En vue de mieux cerner la place et le rôle des enseignants dans le rapport des élèves aux dispositifs mis en place, nous avons choisi de nous intéresser à un collège portant un projet d’investissement conséquent dans les TICE (équipements et pédagogie) soutenu par l’académie. Ce choix a été réalisé à partir d’une liste proposée par les conseillers TICE, acteurs primordiaux pour établir le lien entre la politique choisie par l’académie et les acteurs de terrain. Notre attention a été portée sur un projet qui est apparu particulièrement dynamique mais aussi marqué paradoxalement par le doute des enseignants sur la mobilisation de leurs élèves, suite à des retours d’usages peu positifs. Une enquête réalisée par ces conseillers auprès des élèves concernés l’année précédente (2009) avait déjà révélé un certain désengagement des élèves qui pour 78% d’entre eux avaient estimé que les TICE c’était « bien mais pas indispensable » dans le cadre de leur classe.
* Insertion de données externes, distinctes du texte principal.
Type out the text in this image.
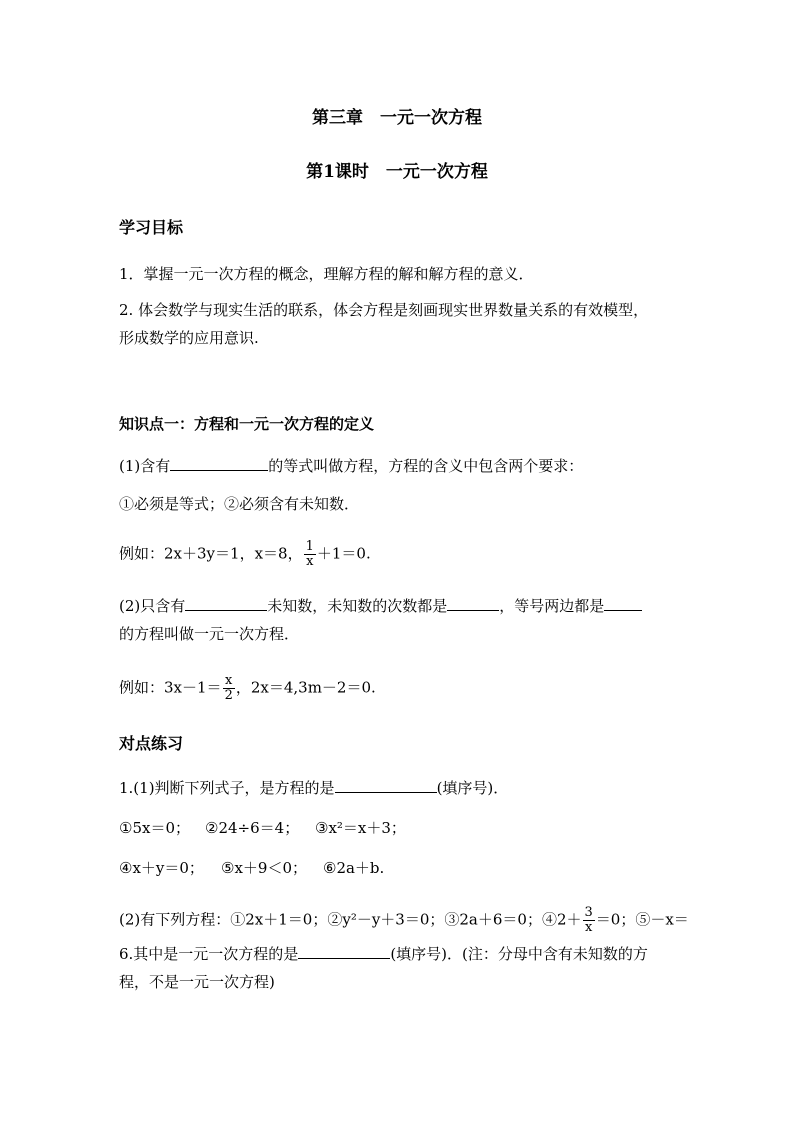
第三章　一元一次方程
第1课时　一元一次方程
学习目标
1．掌握一元一次方程的概念，理解方程的解和解方程的意义．
2. 体会数学与现实生活的联系，体会方程是刻画现实世界数量关系的有效模型，
形成数学的应用意识.
知识点一：方程和一元一次方程的定义
(1)含有	的等式叫做方程，方程的含义中包含两个要求：
①必须是等式；②必须含有未知数．
例如：2x＋3y＝1，x＝8， $\frac{1}{x} +1=0$.
(2)只含有	未知数，未知数的次数都是	，等号两边都是
的方程叫做一元一次方程．
例如：$3x-1= \frac{x}{2}$ ，2x＝4,3m－2＝0.
对点练习
1.(1)判断下列式子，是方程的是	(填序号)．
①5x＝0； ②24÷6＝4； ③x²＝x＋3；
④x＋y＝0； ⑤x＋9＜0； ⑥2a＋b.
(2)有下列方程：①2x＋1＝0；②y²－y＋3＝0；③2a＋6＝0；④2＋ $\frac{3}{x} =0$；⑤－x＝
6.其中是一元一次方程的是	(填序号)．(注：分母中含有未知数的方
程，不是一元一次方程)
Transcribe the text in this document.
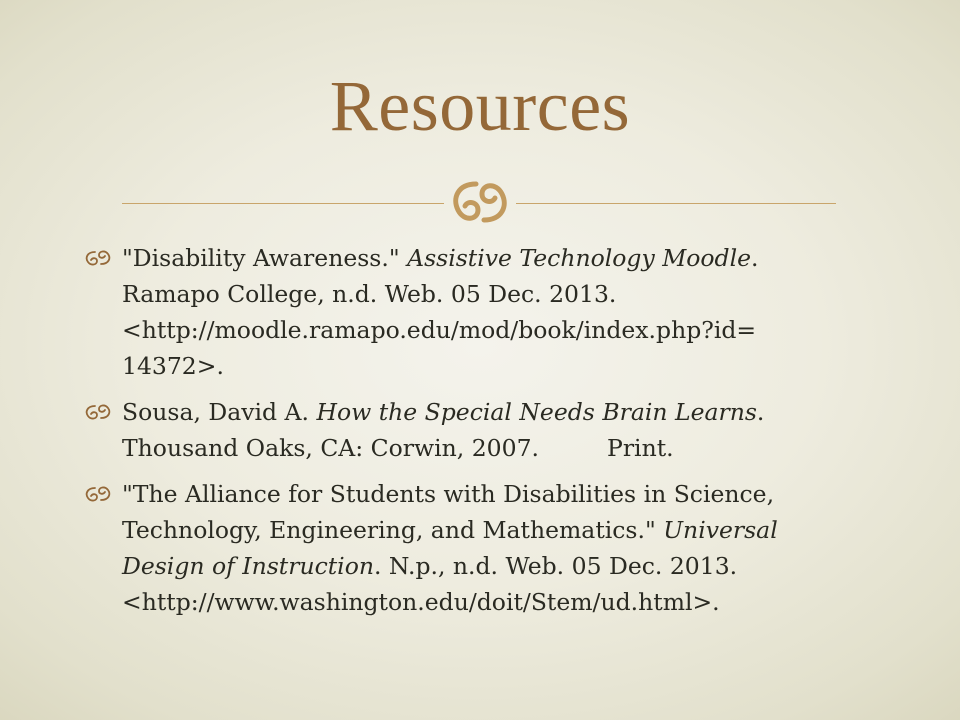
Resources
"Disability Awareness." Assistive Technology Moodle. Ramapo College, n.d. Web. 05 Dec. 2013. <http://moodle.ramapo.edu/mod/book/index.php?id= 14372>.
Sousa, David A. How the Special Needs Brain Learns. Thousand Oaks, CA: Corwin, 2007.	Print.
"The Alliance for Students with Disabilities in Science, Technology, Engineering, and Mathematics." Universal Design of Instruction. N.p., n.d. Web. 05 Dec. 2013. <http://www.washington.edu/doit/Stem/ud.html>.
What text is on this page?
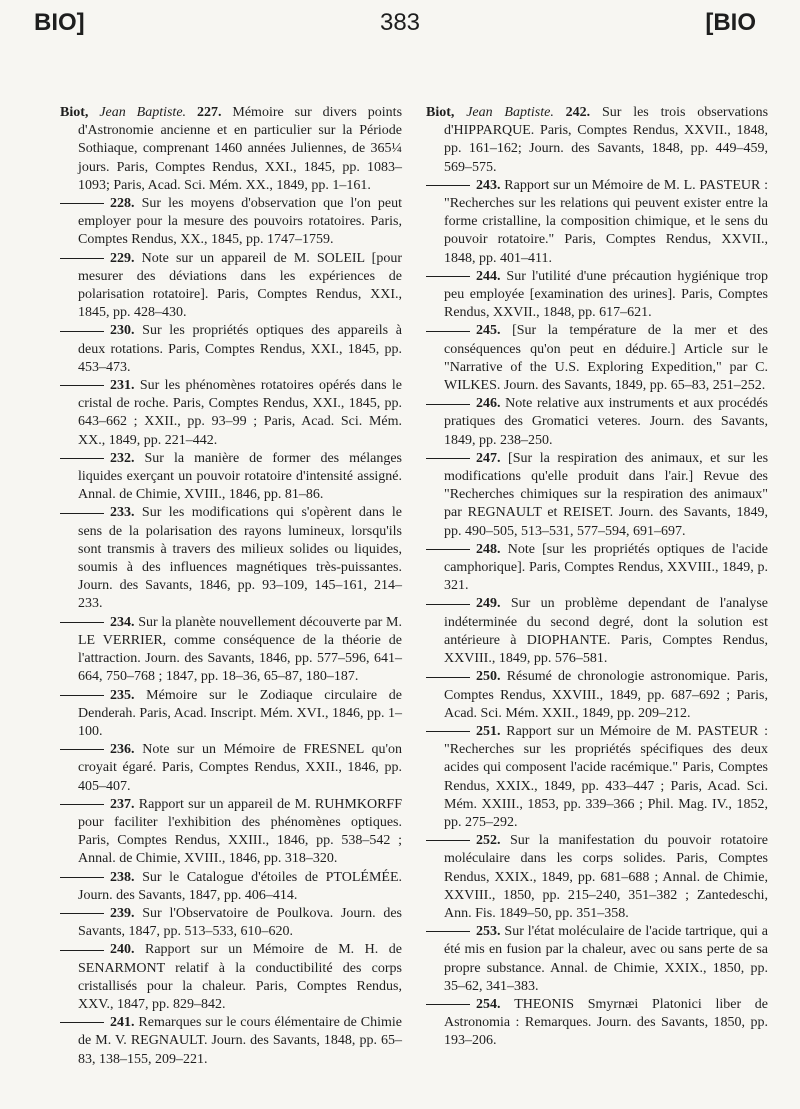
BIO]	383	[BIO
Biot, Jean Baptiste. 227. Mémoire sur divers points d'Astronomie ancienne et en particulier sur la Période Sothiaque, comprenant 1460 années Juliennes, de 365¼ jours. Paris, Comptes Rendus, XXI., 1845, pp. 1083–1093; Paris, Acad. Sci. Mém. XX., 1849, pp. 1–161.
228. Sur les moyens d'observation que l'on peut employer pour la mesure des pouvoirs rotatoires. Paris, Comptes Rendus, XX., 1845, pp. 1747–1759.
229. Note sur un appareil de M. SOLEIL [pour mesurer des déviations dans les expériences de polarisation rotatoire]. Paris, Comptes Rendus, XXI., 1845, pp. 428–430.
230. Sur les propriétés optiques des appareils à deux rotations. Paris, Comptes Rendus, XXI., 1845, pp. 453–473.
231. Sur les phénomènes rotatoires opérés dans le cristal de roche. Paris, Comptes Rendus, XXI., 1845, pp. 643–662 ; XXII., pp. 93–99 ; Paris, Acad. Sci. Mém. XX., 1849, pp. 221–442.
232. Sur la manière de former des mélanges liquides exerçant un pouvoir rotatoire d'intensité assigné. Annal. de Chimie, XVIII., 1846, pp. 81–86.
233. Sur les modifications qui s'opèrent dans le sens de la polarisation des rayons lumineux, lorsqu'ils sont transmis à travers des milieux solides ou liquides, soumis à des influences magnétiques très-puissantes. Journ. des Savants, 1846, pp. 93–109, 145–161, 214–233.
234. Sur la planète nouvellement découverte par M. LE VERRIER, comme conséquence de la théorie de l'attraction. Journ. des Savants, 1846, pp. 577–596, 641–664, 750–768 ; 1847, pp. 18–36, 65–87, 180–187.
235. Mémoire sur le Zodiaque circulaire de Denderah. Paris, Acad. Inscript. Mém. XVI., 1846, pp. 1–100.
236. Note sur un Mémoire de FRESNEL qu'on croyait égaré. Paris, Comptes Rendus, XXII., 1846, pp. 405–407.
237. Rapport sur un appareil de M. RUHMKORFF pour faciliter l'exhibition des phénomènes optiques. Paris, Comptes Rendus, XXIII., 1846, pp. 538–542 ; Annal. de Chimie, XVIII., 1846, pp. 318–320.
238. Sur le Catalogue d'étoiles de PTOLÉMÉE. Journ. des Savants, 1847, pp. 406–414.
239. Sur l'Observatoire de Poulkova. Journ. des Savants, 1847, pp. 513–533, 610–620.
240. Rapport sur un Mémoire de M. H. de SENARMONT relatif à la conductibilité des corps cristallisés pour la chaleur. Paris, Comptes Rendus, XXV., 1847, pp. 829–842.
241. Remarques sur le cours élémentaire de Chimie de M. V. REGNAULT. Journ. des Savants, 1848, pp. 65–83, 138–155, 209–221.
Biot, Jean Baptiste. 242. Sur les trois observations d'HIPPARQUE. Paris, Comptes Rendus, XXVII., 1848, pp. 161–162; Journ. des Savants, 1848, pp. 449–459, 569–575.
243. Rapport sur un Mémoire de M. L. PASTEUR : "Recherches sur les relations qui peuvent exister entre la forme cristalline, la composition chimique, et le sens du pouvoir rotatoire." Paris, Comptes Rendus, XXVII., 1848, pp. 401–411.
244. Sur l'utilité d'une précaution hygiénique trop peu employée [examination des urines]. Paris, Comptes Rendus, XXVII., 1848, pp. 617–621.
245. [Sur la température de la mer et des conséquences qu'on peut en déduire.] Article sur le "Narrative of the U.S. Exploring Expedition," par C. WILKES. Journ. des Savants, 1849, pp. 65–83, 251–252.
246. Note relative aux instruments et aux procédés pratiques des Gromatici veteres. Journ. des Savants, 1849, pp. 238–250.
247. [Sur la respiration des animaux, et sur les modifications qu'elle produit dans l'air.] Revue des "Recherches chimiques sur la respiration des animaux" par REGNAULT et REISET. Journ. des Savants, 1849, pp. 490–505, 513–531, 577–594, 691–697.
248. Note [sur les propriétés optiques de l'acide camphorique]. Paris, Comptes Rendus, XXVIII., 1849, p. 321.
249. Sur un problème dependant de l'analyse indéterminée du second degré, dont la solution est antérieure à DIOPHANTE. Paris, Comptes Rendus, XXVIII., 1849, pp. 576–581.
250. Résumé de chronologie astronomique. Paris, Comptes Rendus, XXVIII., 1849, pp. 687–692 ; Paris, Acad. Sci. Mém. XXII., 1849, pp. 209–212.
251. Rapport sur un Mémoire de M. PASTEUR : "Recherches sur les propriétés spécifiques des deux acides qui composent l'acide racémique." Paris, Comptes Rendus, XXIX., 1849, pp. 433–447 ; Paris, Acad. Sci. Mém. XXIII., 1853, pp. 339–366 ; Phil. Mag. IV., 1852, pp. 275–292.
252. Sur la manifestation du pouvoir rotatoire moléculaire dans les corps solides. Paris, Comptes Rendus, XXIX., 1849, pp. 681–688 ; Annal. de Chimie, XXVIII., 1850, pp. 215–240, 351–382 ; Zantedeschi, Ann. Fis. 1849–50, pp. 351–358.
253. Sur l'état moléculaire de l'acide tartrique, qui a été mis en fusion par la chaleur, avec ou sans perte de sa propre substance. Annal. de Chimie, XXIX., 1850, pp. 35–62, 341–383.
254. THEONIS Smyrnæi Platonici liber de Astronomia : Remarques. Journ. des Savants, 1850, pp. 193–206.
Nous avons interrogé 14 élèves (âgés 14 à 15 ans) de la classe de troisième sur leurs représentations (Jodelet, 2003) des pratiques numériques scolaires et extrascolaires (accès, formation, fréquence des usages, choix et enjeux des pratiques, rapport à soi, aux autres, à l’enseignant, aux apprentissages, avenir scolaire et professionnel envisagé), autant de filles que de garçons, considérés comme plutôt faibles, moyens ou bons voire excellents au regard de la norme scolaire.

Les entretiens compréhensifs d’une durée d’une heure, qui s’inspirent d’une approche anthropologique (Kaufman, 1996) ont été enregistrés garantissant l’anonymat des personnes interrogées en changeant les prénoms des élèves dans les articles concernés à cette recherche

Les entretiens ont eu lieu au début du troisième trimestre 2010 en vue de considérer l’évolution du sens pour les élèves sur une année scolaire.

Des observations de classe ont également été réalisées afin de mieux comprendre les discours des élèves (marqueurs de contexte).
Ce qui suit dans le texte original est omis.